In an April 2025 judgment, the High Court ruled that private hospitals performing public functions cannot avoid the scrutiny of constitutional and administrative law standards, especially if the constitutional rights of patients may be affected.
The matter arose from a private hospital’s decision to terminate the practising privileges of an oncologist with specialised expertise in the operation of a unique and advanced cancer treatment machine at the hospital, the only machine of its kind in Sub-Saharan Africa. The termination decision followed alleged racist, homophobic, and sexist remarks by the oncologist for which he was found guilty of misconduct during a disciplinary hearing, but his practising privileges were not immediately revoked. Instead, the implementation of the termination decision was delayed for several months.
A group of cancer patients applied to court to challenge the termination decision as being irrational and unlawful, primarily because it deprived them of access to essential medical care. The court was required to determine whether the termination decision constituted administrative action.
The court highlighted that although the relationship between the private hospital and the oncologist was contractual, the nature and consequences of the termination decision were such that the patients’ constitutional rights, particularly the right to access healthcare, would be directly affected. On that basis, the private hospital was performing a public function when it took the termination decision. Accordingly, the termination decision amounted to administrative action, even though the private hospital was a private entity acting in terms of a contractual relationship.
Having established that the termination decision was subject to constitutional and administrative law, the court ruled that the decision was unlawful and invalid because:
- the private hospital failed to follow its own policies, which required a process of rehabilitation for medical practitioners found guilty of unacceptable conduct, except in cases of immediate danger for patients or serious offences warranting instant suspension;
- in this case, the private hospital did not suspend the oncologist immediately, which indicates that the situation was not so grave as to bypass the rehabilitation process; and
- accordingly, the termination decision was arbitrary, disproportionate, and not rationally connected to the purpose of the private hospital’s policies.
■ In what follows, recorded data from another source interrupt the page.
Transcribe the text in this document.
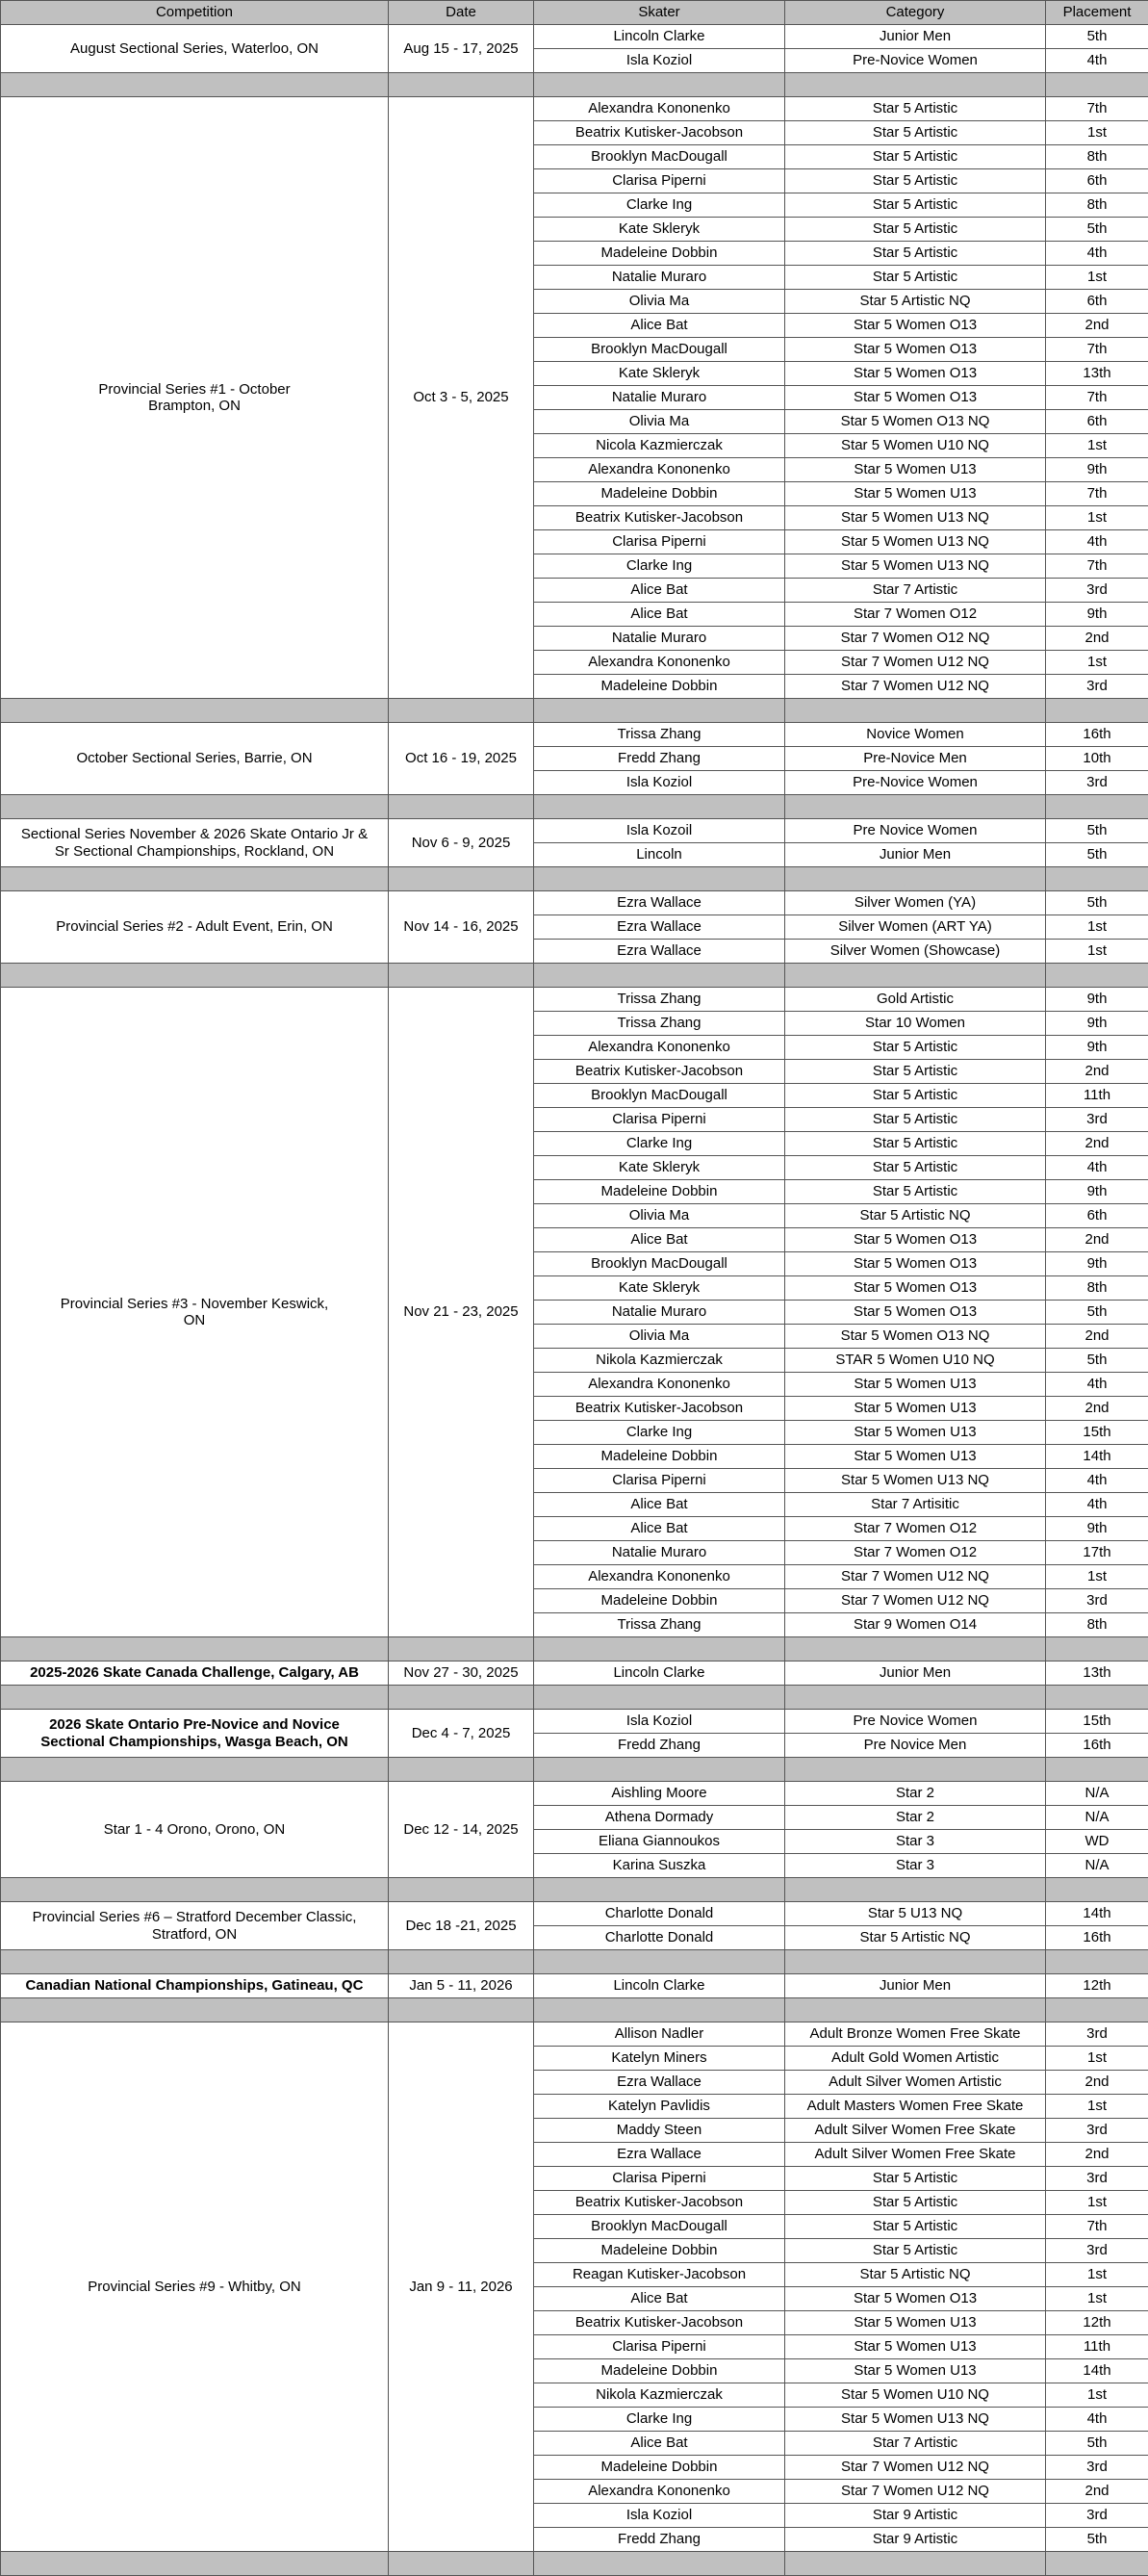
Competition	Date	Skater	Category	Placement

August Sectional Series, Waterloo, ON	Aug 15 - 17, 2025	Lincoln Clarke	Junior Men	5th
		Isla Koziol	Pre-Novice Women	4th

Provincial Series #1 - October
Brampton, ON	Oct 3 - 5, 2025	Alexandra Kononenko	Star 5 Artistic	7th
		Beatrix Kutisker-Jacobson	Star 5 Artistic	1st
		Brooklyn MacDougall	Star 5 Artistic	8th
		Clarisa Piperni	Star 5 Artistic	6th
		Clarke Ing	Star 5 Artistic	8th
		Kate Skleryk	Star 5 Artistic	5th
		Madeleine Dobbin	Star 5 Artistic	4th
		Natalie Muraro	Star 5 Artistic	1st
		Olivia Ma	Star 5 Artistic NQ	6th
		Alice Bat	Star 5 Women O13	2nd
		Brooklyn MacDougall	Star 5 Women O13	7th
		Kate Skleryk	Star 5 Women O13	13th
		Natalie Muraro	Star 5 Women O13	7th
		Olivia Ma	Star 5 Women O13 NQ	6th
		Nicola Kazmierczak	Star 5 Women U10 NQ	1st
		Alexandra Kononenko	Star 5 Women U13	9th
		Madeleine Dobbin	Star 5 Women U13	7th
		Beatrix Kutisker-Jacobson	Star 5 Women U13 NQ	1st
		Clarisa Piperni	Star 5 Women U13 NQ	4th
		Clarke Ing	Star 5 Women U13 NQ	7th
		Alice Bat	Star 7 Artistic	3rd
		Alice Bat	Star 7 Women O12	9th
		Natalie Muraro	Star 7 Women O12 NQ	2nd
		Alexandra Kononenko	Star 7 Women U12 NQ	1st
		Madeleine Dobbin	Star 7 Women U12 NQ	3rd

October Sectional Series, Barrie, ON	Oct 16 - 19, 2025	Trissa Zhang	Novice Women	16th
		Fredd Zhang	Pre-Novice Men	10th
		Isla Koziol	Pre-Novice Women	3rd

Sectional Series November & 2026 Skate Ontario Jr &
Sr Sectional Championships, Rockland, ON	Nov 6 - 9, 2025	Isla Kozoil	Pre Novice Women	5th
		Lincoln	Junior Men	5th

Provincial Series #2 - Adult Event, Erin, ON	Nov 14 - 16, 2025	Ezra Wallace	Silver Women (YA)	5th
		Ezra Wallace	Silver Women (ART YA)	1st
		Ezra Wallace	Silver Women (Showcase)	1st

Provincial Series #3 - November Keswick,
ON	Nov 21 - 23, 2025	Trissa Zhang	Gold Artistic	9th
		Trissa Zhang	Star 10 Women	9th
		Alexandra Kononenko	Star 5 Artistic	9th
		Beatrix Kutisker-Jacobson	Star 5 Artistic	2nd
		Brooklyn MacDougall	Star 5 Artistic	11th
		Clarisa Piperni	Star 5 Artistic	3rd
		Clarke Ing	Star 5 Artistic	2nd
		Kate Skleryk	Star 5 Artistic	4th
		Madeleine Dobbin	Star 5 Artistic	9th
		Olivia Ma	Star 5 Artistic NQ	6th
		Alice Bat	Star 5 Women O13	2nd
		Brooklyn MacDougall	Star 5 Women O13	9th
		Kate Skleryk	Star 5 Women O13	8th
		Natalie Muraro	Star 5 Women O13	5th
		Olivia Ma	Star 5 Women O13 NQ	2nd
		Nikola Kazmierczak	STAR 5 Women U10 NQ	5th
		Alexandra Kononenko	Star 5 Women U13	4th
		Beatrix Kutisker-Jacobson	Star 5 Women U13	2nd
		Clarke Ing	Star 5 Women U13	15th
		Madeleine Dobbin	Star 5 Women U13	14th
		Clarisa Piperni	Star 5 Women U13 NQ	4th
		Alice Bat	Star 7 Artisitic	4th
		Alice Bat	Star 7 Women O12	9th
		Natalie Muraro	Star 7 Women O12	17th
		Alexandra Kononenko	Star 7 Women U12 NQ	1st
		Madeleine Dobbin	Star 7 Women U12 NQ	3rd
		Trissa Zhang	Star 9 Women O14	8th

2025-2026 Skate Canada Challenge, Calgary, AB	Nov 27 - 30, 2025	Lincoln Clarke	Junior Men	13th

2026 Skate Ontario Pre-Novice and Novice
Sectional Championships, Wasga Beach, ON	Dec 4 - 7, 2025	Isla Koziol	Pre Novice Women	15th
		Fredd Zhang	Pre Novice Men	16th

Star 1 - 4 Orono, Orono, ON	Dec 12 - 14, 2025	Aishling Moore	Star 2	N/A
		Athena Dormady	Star 2	N/A
		Eliana Giannoukos	Star 3	WD
		Karina Suszka	Star 3	N/A

Provincial Series #6 – Stratford December Classic,
Stratford, ON	Dec 18 -21, 2025	Charlotte Donald	Star 5 U13 NQ	14th
		Charlotte Donald	Star 5 Artistic NQ	16th

Canadian National Championships, Gatineau, QC	Jan 5 - 11, 2026	Lincoln Clarke	Junior Men	12th

Provincial Series #9 - Whitby, ON	Jan 9 - 11, 2026	Allison Nadler	Adult Bronze Women Free Skate	3rd
		Katelyn Miners	Adult Gold Women Artistic	1st
		Ezra Wallace	Adult Silver Women Artistic	2nd
		Katelyn Pavlidis	Adult Masters Women Free Skate	1st
		Maddy Steen	Adult Silver Women Free Skate	3rd
		Ezra Wallace	Adult Silver Women Free Skate	2nd
		Clarisa Piperni	Star 5 Artistic	3rd
		Beatrix Kutisker-Jacobson	Star 5 Artistic	1st
		Brooklyn MacDougall	Star 5 Artistic	7th
		Madeleine Dobbin	Star 5 Artistic	3rd
		Reagan Kutisker-Jacobson	Star 5 Artistic NQ	1st
		Alice Bat	Star 5 Women O13	1st
		Beatrix Kutisker-Jacobson	Star 5 Women U13	12th
		Clarisa Piperni	Star 5 Women U13	11th
		Madeleine Dobbin	Star 5 Women U13	14th
		Nikola Kazmierczak	Star 5 Women U10 NQ	1st
		Clarke Ing	Star 5 Women U13 NQ	4th
		Alice Bat	Star 7 Artistic	5th
		Madeleine Dobbin	Star 7 Women U12 NQ	3rd
		Alexandra Kononenko	Star 7 Women U12 NQ	2nd
		Isla Koziol	Star 9 Artistic	3rd
		Fredd Zhang	Star 9 Artistic	5th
The court highlighted further that the patients were entitled to enforce the contract between the private hospital and the oncologist, despite the patients not being parties to that contract, because the contract was not an ordinary commercial one but rather a contract that implicated the patients’ constitutional rights.
The court declared the termination decision unlawful and invalid, based on it being inconsistent with the Constitution and the private hospital’s policies, and set it aside for those reasons.
The judgment illustrates two important principles regarding the application of constitutional and administrative law standards:
- Private entities can perform public functions that are subject to constitutional and administrative law, especially when their decisions have significant consequences for the public.
- An agreement that affects the constitutional rights of third parties may be subject to enforcement by such third parties, even though they are not parties to the contract.